Start: <![TEMP[ Should be normal &amp;.]]> :enD
Start: <![RCDATA[ Should be normal &amp;.]]> :enD
Start: <![CDATA[ Should be normal &amp;.]]> :enD

So now let's see what this looks like:

Start: :enD

Start: :enD

Start: :enD


For the next example, we have a processing instruction which in at least the DocBook application would have caused a different color. The code looks like this:

<P>Is there anything here: X<?dbhtml bgcolor="#FFFF00" ?>X?</P>

and the result, if it worked, could look something like this:

Is there anything here: XX?

So now let's see what it looks like:

Is there anything here: XX?


For the next example, SGML lets you skip a closing bracket when tags are immediately nested. The code looks like this:

<P>nested? <I<B>italic and bold?</B</I> normal?</P>

and the result, if it worked, would look like this:

nested? italic and bold? normal?

So now let's see what it looks like:

nested? italic and bold? normal?


For the next example, SGML lets you use mere slash bars ("/") to delimit the start and end of the span covered by the tag. The code looks like this:

<P>One more: <I/hows this?/ and is <I>this</I> normal?</P>

and the result, if it worked, would look like this:

One more: hows this? and is this normal?

So now let's see what it looks like:

One more: this normal?


When an attribute is one of a set of an enumerated list and the items in the list are unique, and only one attribute can have any of the values in its enumerated list, then it is possible to omit even the attribute name and just put the value by itself as the attribute.

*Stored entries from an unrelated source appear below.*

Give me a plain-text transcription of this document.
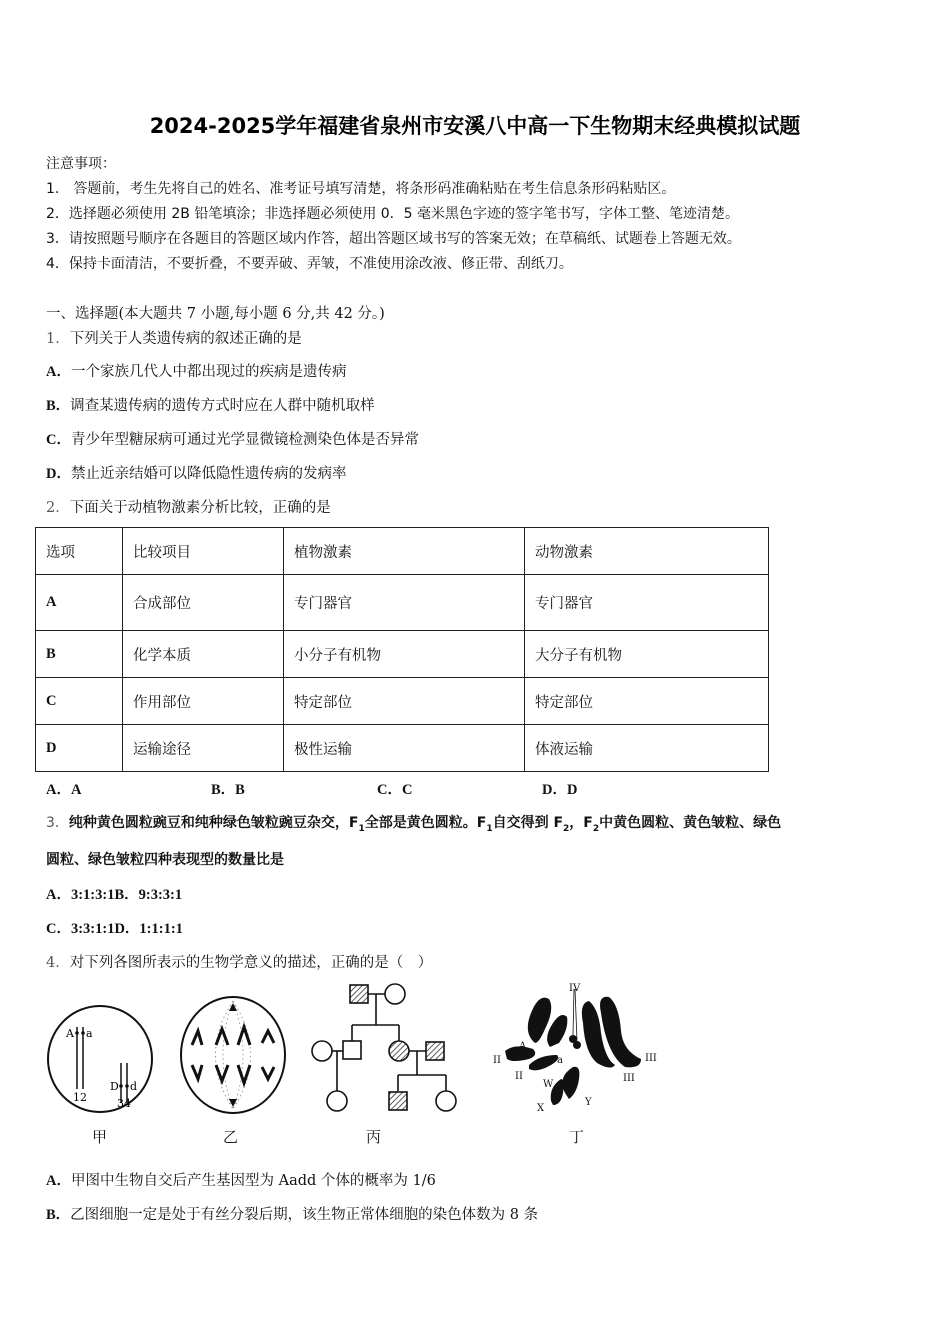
2024-2025学年福建省泉州市安溪八中高一下生物期末经典模拟试题
注意事项：
1.　答题前，考生先将自己的姓名、准考证号填写清楚，将条形码准确粘贴在考生信息条形码粘贴区。
2．选择题必须使用 2B 铅笔填涂；非选择题必须使用 0．5 毫米黑色字迹的签字笔书写，字体工整、笔迹清楚。
3．请按照题号顺序在各题目的答题区域内作答，超出答题区域书写的答案无效；在草稿纸、试题卷上答题无效。
4．保持卡面清洁，不要折叠，不要弄破、弄皱，不准使用涂改液、修正带、刮纸刀。
一、选择题(本大题共 7 小题,每小题 6 分,共 42 分。)
1．下列关于人类遗传病的叙述正确的是
A．一个家族几代人中都出现过的疾病是遗传病
B．调查某遗传病的遗传方式时应在人群中随机取样
C．青少年型糖尿病可通过光学显微镜检测染色体是否异常
D．禁止近亲结婚可以降低隐性遗传病的发病率
2．下面关于动植物激素分析比较，正确的是
选项	比较项目	植物激素	动物激素
A	合成部位	专门器官	专门器官
B	化学本质	小分子有机物	大分子有机物
C	作用部位	特定部位	特定部位
D	运输途径	极性运输	体液运输
A．A	B．B	C．C	D．D
3．纯种黄色圆粒豌豆和纯种绿色皱粒豌豆杂交，$F_1$全部是黄色圆粒。$F_1$自交得到 $F_2$，$F_2$中黄色圆粒、黄色皱粒、绿色
圆粒、绿色皱粒四种表现型的数量比是
A．3:1:3:1B．9:3:3:1
C．3:3:1:1D．1:1:1:1
4．对下列各图所表示的生物学意义的描述，正确的是（　）
A a
12
D d
34
甲	乙	丙
IV
A
a
II
II
III
III
W
X
Y
丁
A．甲图中生物自交后产生基因型为 Aadd 个体的概率为 1/6
B．乙图细胞一定是处于有丝分裂后期，该生物正常体细胞的染色体数为 8 条
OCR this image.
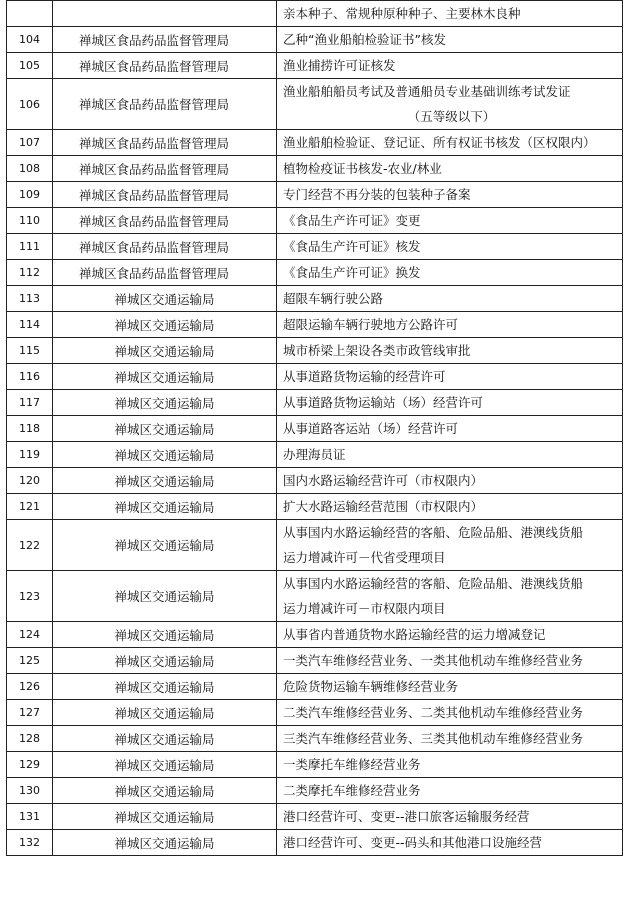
		亲本种子、常规种原种种子、主要林木良种

104	禅城区食品药品监督管理局	乙种“渔业船舶检验证书”核发

105	禅城区食品药品监督管理局	渔业捕捞许可证核发

106	禅城区食品药品监督管理局	渔业船舶船员考试及普通船员专业基础训练考试发证
（五等级以下）

107	禅城区食品药品监督管理局	渔业船舶检验证、登记证、所有权证书核发（区权限内）

108	禅城区食品药品监督管理局	植物检疫证书核发-农业/林业

109	禅城区食品药品监督管理局	专门经营不再分装的包装种子备案

110	禅城区食品药品监督管理局	《食品生产许可证》变更

111	禅城区食品药品监督管理局	《食品生产许可证》核发

112	禅城区食品药品监督管理局	《食品生产许可证》换发

113	禅城区交通运输局	超限车辆行驶公路

114	禅城区交通运输局	超限运输车辆行驶地方公路许可

115	禅城区交通运输局	城市桥梁上架设各类市政管线审批

116	禅城区交通运输局	从事道路货物运输的经营许可

117	禅城区交通运输局	从事道路货物运输站（场）经营许可

118	禅城区交通运输局	从事道路客运站（场）经营许可

119	禅城区交通运输局	办理海员证

120	禅城区交通运输局	国内水路运输经营许可（市权限内）

121	禅城区交通运输局	扩大水路运输经营范围（市权限内）

122	禅城区交通运输局	从事国内水路运输经营的客船、危险品船、港澳线货船
运力增减许可－代省受理项目

123	禅城区交通运输局	从事国内水路运输经营的客船、危险品船、港澳线货船
运力增减许可－市权限内项目

124	禅城区交通运输局	从事省内普通货物水路运输经营的运力增减登记

125	禅城区交通运输局	一类汽车维修经营业务、一类其他机动车维修经营业务

126	禅城区交通运输局	危险货物运输车辆维修经营业务

127	禅城区交通运输局	二类汽车维修经营业务、二类其他机动车维修经营业务

128	禅城区交通运输局	三类汽车维修经营业务、三类其他机动车维修经营业务

129	禅城区交通运输局	一类摩托车维修经营业务

130	禅城区交通运输局	二类摩托车维修经营业务

131	禅城区交通运输局	港口经营许可、变更--港口旅客运输服务经营

132	禅城区交通运输局	港口经营许可、变更--码头和其他港口设施经营
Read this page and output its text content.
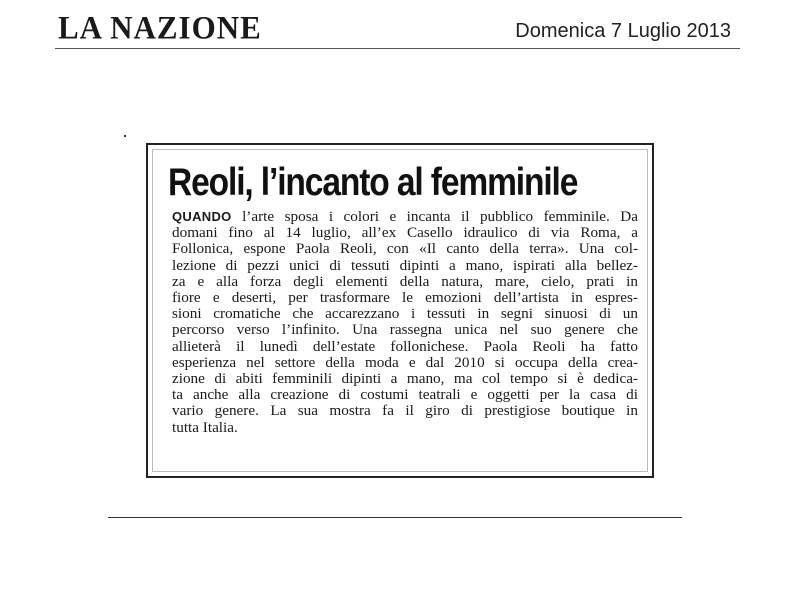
LA NAZIONE	Domenica 7 Luglio 2013
Reoli, l’incanto al femminile
QUANDO l’arte sposa i colori e incanta il pubblico femminile. Da
domani fino al 14 luglio, all’ex Casello idraulico di via Roma, a
Follonica, espone Paola Reoli, con «Il canto della terra». Una col-
lezione di pezzi unici di tessuti dipinti a mano, ispirati alla bellez-
za e alla forza degli elementi della natura, mare, cielo, prati in
fiore e deserti, per trasformare le emozioni dell’artista in espres-
sioni cromatiche che accarezzano i tessuti in segni sinuosi di un
percorso verso l’infinito. Una rassegna unica nel suo genere che
allieterà il lunedì dell’estate follonichese. Paola Reoli ha fatto
esperienza nel settore della moda e dal 2010 si occupa della crea-
zione di abiti femminili dipinti a mano, ma col tempo si è dedica-
ta anche alla creazione di costumi teatrali e oggetti per la casa di
vario genere. La sua mostra fa il giro di prestigiose boutique in
tutta Italia.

The code looks like this:

<P>forwards <BDO RTL>backwards</BDO> forwards</P>

and the result, if it worked, would look like this:

forwards backwards forwards

So now let's see what it looks like:

forwards backwards forwards


In SGML, an empty comment <!> is permissible, though it should be invisible and have no discernable effect.

The code looks like this:

See here: <!>junk.

So let's see what it looks like:

See here: junk.


In SGML, an empty tag <> is permissible, and it should simply repeat the last element recently closed. Note: The W3C SGML-based parsing/validating engine does not recognize <> as opening the previous opened/closed element, so one cannot validate a file in which an occurence of an element uses both the empty opening and closing tags, even though that would be valid SGML. For example one cannot have:

<P>And <I>now</I> for <>something</> else.</P>

The parser is rigged not to recognize "<>" as anything more than ordinary text, so when the closing tag is encountered (even if it is only a "</>") the next outer element is exited (in the above example a <P>) prematurely, causing the text after it to not be accepted, and then the closing tag for that element (if present) also causes a problem ("Closing tag for element that is not open").

But an individual open tag is permitted. The code looks like this:

<P>See <I>here</I> and <>here and beyond italicized.</P>

and the result, if it worked, would look like this:

See here and here and beyond italicized.

So let's see what it looks like:

See here and <>here and beyond italicized.


Finally, SGML also allows the innermost tag to be closed (whatever it happens to be) with a simply </> closing "tag"! This would typically be used with the empty tag, and some user agents can do some strange things when they are mixed together. The code looks like this:

<P>And now for something else: <I>italic</> normal?</P>

and the result, if it worked, would look like this:

And now for something else: italic normal?

So now let's see what it looks like:

And now for something else: italic normal?